Pathological findings previously demonstrated that ALL contains three major structures: a portal vein, hepatic artery, and bile ducts [8, 9]. Vessels and bile ducts in ALL (particularly pedunculated lobes) may be connected to the main liver. Therefore, postoperative bleeding or bile leakage may occur if ALL is not completely resected. It is desirable to clip and resect bile ducts that enter the gallbladder bed (for example, a subvesical bile duct) in order to avoid postoperative bile leakage [20]. We resected the cord between ALL and the main liver using laparoscopic coagulation shears after clipping, and both cases were discharged without bile leakage after surgery. Due to surgical heat degeneration of the cord, communication between bile ducts in ALL and the main liver was unclear. Instead, bile ducts in ALL might be opened into the gallbladder in the second case; therefore, the preservation of ALL may also be a cause of bile leakage. It was very rare anatomy if the bile ducts in ALL opening directly into the gallbladder. However, there were bile ducts that communicate with the gallbladder other than cystic duct, such as Luschka's ducts or subvesical bile ducts [20]. It might be possible that the bile duct in ALL opening into the gallbladder due to an embryological abnormality.

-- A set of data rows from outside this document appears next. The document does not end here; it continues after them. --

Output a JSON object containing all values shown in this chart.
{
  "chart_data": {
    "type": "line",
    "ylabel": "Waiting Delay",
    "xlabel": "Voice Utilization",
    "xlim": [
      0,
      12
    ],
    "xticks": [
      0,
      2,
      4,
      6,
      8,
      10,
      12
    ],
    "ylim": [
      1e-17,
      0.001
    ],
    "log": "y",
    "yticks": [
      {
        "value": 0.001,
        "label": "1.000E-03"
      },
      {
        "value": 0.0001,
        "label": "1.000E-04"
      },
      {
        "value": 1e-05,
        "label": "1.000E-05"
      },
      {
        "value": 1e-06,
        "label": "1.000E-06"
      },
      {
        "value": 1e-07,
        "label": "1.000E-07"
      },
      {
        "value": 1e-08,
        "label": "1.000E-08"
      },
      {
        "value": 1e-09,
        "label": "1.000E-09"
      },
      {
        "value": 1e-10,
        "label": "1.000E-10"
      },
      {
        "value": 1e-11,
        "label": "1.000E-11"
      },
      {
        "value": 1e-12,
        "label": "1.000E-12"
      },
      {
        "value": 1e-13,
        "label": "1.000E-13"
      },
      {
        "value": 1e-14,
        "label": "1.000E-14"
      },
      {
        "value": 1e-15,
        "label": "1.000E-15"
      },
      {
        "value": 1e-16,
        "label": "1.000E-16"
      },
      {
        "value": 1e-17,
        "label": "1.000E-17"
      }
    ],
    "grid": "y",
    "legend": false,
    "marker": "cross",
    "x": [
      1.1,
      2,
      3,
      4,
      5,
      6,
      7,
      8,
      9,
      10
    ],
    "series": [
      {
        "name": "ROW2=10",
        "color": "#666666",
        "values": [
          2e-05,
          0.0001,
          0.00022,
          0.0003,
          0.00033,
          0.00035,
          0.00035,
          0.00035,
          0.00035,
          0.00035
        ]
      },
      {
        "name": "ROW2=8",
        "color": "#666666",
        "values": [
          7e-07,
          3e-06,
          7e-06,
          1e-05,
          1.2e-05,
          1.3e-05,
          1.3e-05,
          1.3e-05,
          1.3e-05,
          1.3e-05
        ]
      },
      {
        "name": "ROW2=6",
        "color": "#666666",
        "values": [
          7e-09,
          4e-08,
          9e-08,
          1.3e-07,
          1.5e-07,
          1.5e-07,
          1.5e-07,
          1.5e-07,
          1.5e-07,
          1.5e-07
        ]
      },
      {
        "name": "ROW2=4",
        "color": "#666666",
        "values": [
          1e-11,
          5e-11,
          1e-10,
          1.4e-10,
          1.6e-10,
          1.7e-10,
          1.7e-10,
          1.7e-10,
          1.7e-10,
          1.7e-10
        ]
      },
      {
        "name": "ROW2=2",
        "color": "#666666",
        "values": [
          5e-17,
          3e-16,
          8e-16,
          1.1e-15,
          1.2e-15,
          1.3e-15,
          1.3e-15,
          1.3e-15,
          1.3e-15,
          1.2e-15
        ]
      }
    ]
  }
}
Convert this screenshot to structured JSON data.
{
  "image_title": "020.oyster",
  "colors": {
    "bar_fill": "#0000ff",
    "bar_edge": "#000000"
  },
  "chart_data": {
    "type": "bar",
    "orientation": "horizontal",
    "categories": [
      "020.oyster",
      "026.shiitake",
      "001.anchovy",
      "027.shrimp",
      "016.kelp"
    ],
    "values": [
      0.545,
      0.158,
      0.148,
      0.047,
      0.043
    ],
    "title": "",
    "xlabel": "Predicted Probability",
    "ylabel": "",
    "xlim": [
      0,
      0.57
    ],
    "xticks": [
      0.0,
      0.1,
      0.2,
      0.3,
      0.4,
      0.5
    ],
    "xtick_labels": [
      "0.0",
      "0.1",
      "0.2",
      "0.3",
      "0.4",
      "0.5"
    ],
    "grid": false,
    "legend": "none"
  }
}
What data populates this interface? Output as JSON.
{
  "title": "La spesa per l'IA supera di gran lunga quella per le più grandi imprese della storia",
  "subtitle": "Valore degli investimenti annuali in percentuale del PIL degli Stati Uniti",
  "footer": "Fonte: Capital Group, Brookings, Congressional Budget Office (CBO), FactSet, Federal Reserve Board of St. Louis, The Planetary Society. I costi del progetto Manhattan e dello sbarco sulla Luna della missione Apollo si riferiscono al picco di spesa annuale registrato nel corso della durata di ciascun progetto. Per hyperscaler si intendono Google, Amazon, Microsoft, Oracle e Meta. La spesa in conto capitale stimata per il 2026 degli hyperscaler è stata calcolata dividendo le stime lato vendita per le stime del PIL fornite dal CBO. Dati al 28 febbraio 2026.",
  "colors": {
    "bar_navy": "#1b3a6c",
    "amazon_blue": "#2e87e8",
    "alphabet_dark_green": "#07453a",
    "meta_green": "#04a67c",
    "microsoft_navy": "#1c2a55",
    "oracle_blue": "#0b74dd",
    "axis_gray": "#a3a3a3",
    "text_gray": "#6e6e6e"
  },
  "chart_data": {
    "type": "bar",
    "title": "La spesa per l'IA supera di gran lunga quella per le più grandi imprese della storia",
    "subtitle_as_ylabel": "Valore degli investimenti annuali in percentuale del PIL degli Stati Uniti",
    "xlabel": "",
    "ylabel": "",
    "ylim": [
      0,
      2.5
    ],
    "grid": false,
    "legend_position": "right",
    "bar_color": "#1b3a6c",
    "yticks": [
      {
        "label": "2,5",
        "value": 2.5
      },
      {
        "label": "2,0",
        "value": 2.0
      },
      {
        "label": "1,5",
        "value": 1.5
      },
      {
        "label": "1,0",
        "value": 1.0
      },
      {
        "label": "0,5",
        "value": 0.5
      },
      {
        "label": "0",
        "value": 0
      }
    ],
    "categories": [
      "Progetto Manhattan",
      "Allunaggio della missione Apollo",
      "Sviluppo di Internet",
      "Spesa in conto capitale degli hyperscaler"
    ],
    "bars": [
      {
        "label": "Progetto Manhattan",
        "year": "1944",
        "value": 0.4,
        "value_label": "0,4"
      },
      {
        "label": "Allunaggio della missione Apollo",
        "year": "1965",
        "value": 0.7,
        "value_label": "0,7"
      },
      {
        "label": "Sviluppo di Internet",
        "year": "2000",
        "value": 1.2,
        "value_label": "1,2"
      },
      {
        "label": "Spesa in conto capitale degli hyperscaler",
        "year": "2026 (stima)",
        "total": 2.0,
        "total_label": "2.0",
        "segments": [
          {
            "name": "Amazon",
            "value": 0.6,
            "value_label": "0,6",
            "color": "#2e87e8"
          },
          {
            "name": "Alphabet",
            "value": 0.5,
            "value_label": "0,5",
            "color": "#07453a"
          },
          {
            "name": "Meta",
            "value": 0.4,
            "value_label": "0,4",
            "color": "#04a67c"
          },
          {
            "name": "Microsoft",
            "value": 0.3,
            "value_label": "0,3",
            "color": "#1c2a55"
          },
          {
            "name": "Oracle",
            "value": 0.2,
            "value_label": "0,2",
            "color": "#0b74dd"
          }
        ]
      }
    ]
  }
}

For our suggestion, ALL attached to the gallbladder needs to be completely resected along with the gallbladder in order to avoid bile leakage.

Since this was a retrospective observational study at a single institution with a small number of patients, further research on a larger number of patients is necessary.

Conclusion

We herein presented two cases of ALL attached to the gallbladder that were encountered during LC. It is important to always consider ALL attached to the wall of the gallbladder when performing LC. To avoid postoperative complications, ALL, particularly pedunculated lobes, need to be completely resected after clipping the cord-like substance.